November 2019 |

Craig Calder: Maintaining first-time buyer sector momentum

Craig Calder is director of intermediaries at Barclays Mortgages

In last month’s piece I focused on how important good quality professional advice is, in terms of offering access to the right levels of information and range of options throughout a borrower’s lifecycle.

Within this I looked at both ends of the lending scale, but for this article I would like to continue the focus on first-time buyers (FTBs) and the factors influencing a sector which is maintaining a strong level of momentum despite the lingering political and economic uncertainty. Although it is not all plain sailing.

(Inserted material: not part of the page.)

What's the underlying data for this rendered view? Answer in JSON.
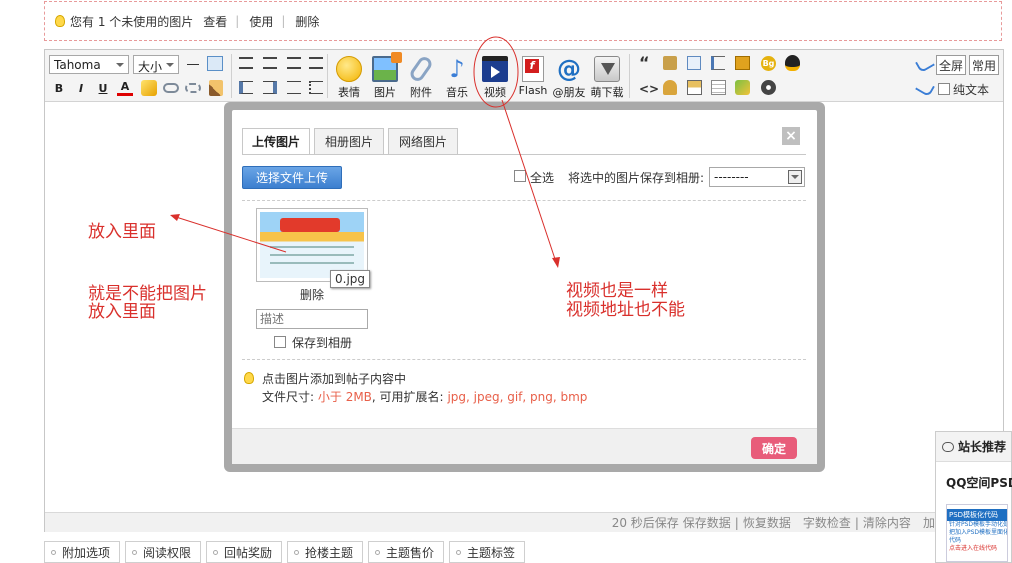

First-time buyers are reported to be overwhelmingly happy with their mortgages, as just 4% are claiming to be unhappy.

However, Aldermore’s First-Time Buyer Index also revealed that the first year of home ownership can be extremely costly, often leaving new buyers struggling to make ends meet.

Over half (57%) of respondents said they spent more during the purchase process than they intended.

Due to this, one in four (23%) admitted ending up living in an empty house for months after moving in and around one in 10 (13%) said it took years to afford to furnish and decorate it the way they wanted.

Many first-time buyers – who previously lived with parents or were in accommodation where bills were included in the rent – find the costs of regular household bills a surprise.

According to the index, the average cost of council tax, ground rent, home insurance and monthly utility bills (gas, electricity, internet etc.) can total over £6,200 annually.

It was reassuring to see that despite the complexity of the current system, home ownership still remains something that most people aspire to.

Half (50%) of those looking to buy their first home said it is their dream to get onto the property ladder.

For many, it is a signifier of adulthood (81%) and it means they are no longer wasting money on rent (76%). Having bought, 40% said they felt a sense of pride while 37% felt they have made a step forward in life.

Research from reallymoving outlined that first-time buyers using the Help to Buy scheme are paying 10% more on average than those who are not.

The data, collected from over 40,000 first-time buyers, found that those purchasing a new build home in England with Help to Buy paid, on average, £303,450 in the 12 months to September 2019.

Calculated at postcode area level to account for regional variations, the premium paid by those using the scheme was suggested to be 10.3%.

This comes as Barratt Developments recently revealed that 40% of its customers were using Help to Buy. The Help to Buy premium was said to be highest in Yorkshire, the West Midlands and the North West at 21.6%, 21.5% and 19.9% respectively.

The premium has remained stable in the capital and stands at 11.8%.This data highlights the importance of borrowers undertaking strong levels of research for such purchases and seeking the right levels of advice throughout this process.

Not to mention clarity around the exit strategy for all those utilising this scheme.

Staying on the theme of schemes for FTBs, it’s been reported that the government is reviewing a new national model of shared ownership.

This includes allowing people to buy further shares in smaller increments of 1% or more and to cut the fees being charged. For tenants in new housing association properties, there will be an automatic right to buy a share of their home from 10% with the ability to increase that share over time, up to full ownership.

The government will work with housing associations on a voluntary basis to determine what offer can be made to those in existing housing association properties. In addition to this, the government is said to be reviewing cutting the minimum initial stake from 25% to 10% for shared ownership.

Any positive steps which help more people onto the housing ladder has to be a good thing but, as with any scheme, the government has to ensure that there is a well-thought out path from inception through to completion for borrowers and the industry in general.

The number of mortgages for first-time buyers has reached a 12-year high. There were 35,010 first-time buyer mortgages completed in August 2019, according to research from UK Finance.

This was the highest monthly total since August 2007, when 35,070 first-time buyers completed mortgages. The August figure was 0.7% higher than in the same month last year. In contrast, 35,380 homemover mortgages were completed in August 2019, 5.5% fewer than in the same month a year earlier.

One of the reasons behind this FTB increase could be the rising number of 40-year mortgage terms. Data from Moneyfacts outlined that some 2,782 (57%) residential mortgage products have a standard maximum mortgage term of up to 40 years – as at the time of writing.

Other influences such as historically low rates, high employment levels and heightened lending competition – plus a healthy and resilient housing market – are all key factors in a booming FTB marketplace. In addition, the intermediary market should also take some credit.

In difficult economic conditions its vital that people have confidence to borrow, and the advice process continues to play a huge, but sometimes underestimated role, in making this happen. And long may this continue.